The Setup
MCP (Model Context Protocol) lets AI agents call external tools. Instead of just reading files and running bash, the agent gets structured access to APIs, databases, and services. Here’s what a typical multi-server config looks like:
{
"mcpServers": {
"automation": { "command": "npx", "args": ["workflow-automation-mcp"] },
"database-main": { "command": "npx", "args": ["database-mcp"] },
"database-secondary": { "command": "npx", "args": ["database-mcp"] },
"code-graph": { "command": "npx", "args": ["code-graph-mcp"] },
"docs": { "command": "npx", "args": ["docs-mcp"] }
}
}
Five servers. Two database projects. One workflow automation instance running dozens of production workflows. A code graph analyzer. A documentation fetcher.
What Made Me Stop and Audit
I was debugging a workflow late at night. My agent needed to check why a cron job wasn’t firing. So it ran a SQL query against my production database. Then another. Then it modified a workflow node. Then it fetched execution logs containing customer email addresses.
All of it happened automatically. No confirmation prompts. No approval gates. I had auto-approved every read operation across all five servers. The agent was doing exactly what I asked. That was the problem. I had never asked myself what else it could do.
What Each Server Can Actually Do
A workflow automation server commonly exposes 15-20 operations. Tools like create_workflow, update_workflow, delete_workflow, test_workflow. Your agent can create new automations, modify running ones, or delete them entirely. It can read execution logs containing customer data.
A database server typically exposes execute_sql. That’s the big one. Arbitrary SQL against your production database. SELECT, INSERT, UPDATE, DELETE. It can read every table. It can apply migrations to alter schema. Two connected projects means two databases, both wide open to any query the agent constructs.
A code analysis server can run graph queries against a model of your entire codebase. Every function, every import, every dependency relationship.
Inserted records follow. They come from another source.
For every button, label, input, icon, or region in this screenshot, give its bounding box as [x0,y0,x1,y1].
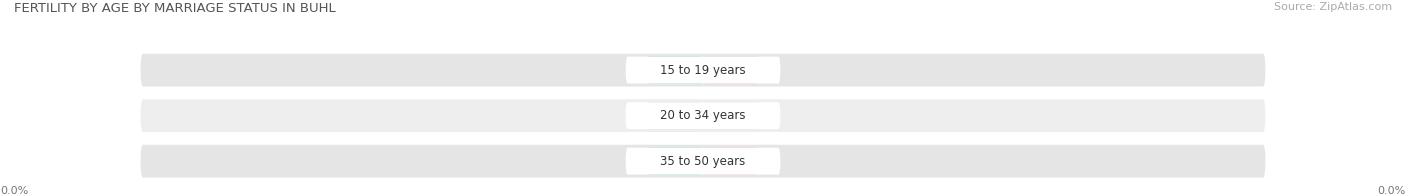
FancyBboxPatch shape [141,145,1265,178]
Text: 0.0%: 0.0% [717,111,745,121]
FancyBboxPatch shape [141,99,1265,132]
Text: 35 to 50 years: 35 to 50 years [661,155,745,168]
Text: 0.0%: 0.0% [0,186,28,196]
FancyBboxPatch shape [141,54,1265,86]
FancyBboxPatch shape [703,102,759,129]
Text: 0.0%: 0.0% [661,111,689,121]
FancyBboxPatch shape [647,102,703,129]
FancyBboxPatch shape [647,148,703,175]
FancyBboxPatch shape [626,148,780,175]
Text: FERTILITY BY AGE BY MARRIAGE STATUS IN BUHL: FERTILITY BY AGE BY MARRIAGE STATUS IN B… [14,2,336,15]
FancyBboxPatch shape [703,148,759,175]
Text: 20 to 34 years: 20 to 34 years [661,109,745,122]
FancyBboxPatch shape [626,102,780,129]
Text: 15 to 19 years: 15 to 19 years [661,64,745,77]
Text: 0.0%: 0.0% [717,156,745,166]
Text: 0.0%: 0.0% [717,65,745,75]
FancyBboxPatch shape [626,57,780,83]
Text: 0.0%: 0.0% [661,156,689,166]
Text: Source: ZipAtlas.com: Source: ZipAtlas.com [1274,2,1392,12]
FancyBboxPatch shape [647,57,703,83]
Text: 0.0%: 0.0% [661,65,689,75]
FancyBboxPatch shape [703,57,759,83]
Text: 0.0%: 0.0% [1378,186,1406,196]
A documentation server fetches live docs. Lower risk, but still a vector. Any documentation page it fetches could contain prompt injection payloads.
My 5 Safeguards
1. Scoped permissions. My settings file now has explicit allow-lists. Read operations are auto-approved. Write operations require manual confirmation every time. This one change would have caught the late-night incident.
2. Deny lists. curl, wget, ssh, python3, node are all blocked in bash. The agent cannot make outbound HTTP requests or spawn interpreters.
3. PreToolUse hooks. Three scripts run before every tool call. One catches data exfiltration patterns. One blocks access to .env, .ssh, and key files. One prevents the agent from editing its own security rules.
4. Network isolation. Services run in Docker containers on private networks. MCP servers connect through API keys, not direct database access.
5. Operational safety rules. A document loaded at every session listing which operations are safe and which corrupt data. Certain operations are explicitly banned because they’ve caused production outages.
The Real Risk
The danger isn’t your AI deciding to drop your database. It’s prompt injection through tool results. Your agent calls execute_sql and gets back a result. That result is now in the agent’s context. A crafted payload in a database field or a fetched documentation page could instruct the agent to do something you didn’t ask for. Every MCP tool is an injection surface.
Still Worth It
I use all 5 servers daily. The productivity gain is massive. I manage dozens of workflows, multiple databases, and a full codebase from a single conversation. But I spent a full day building the permission layer around it. Audit your MCP configs. Count the tools. Check what’s auto-approved. The answer will probably surprise you.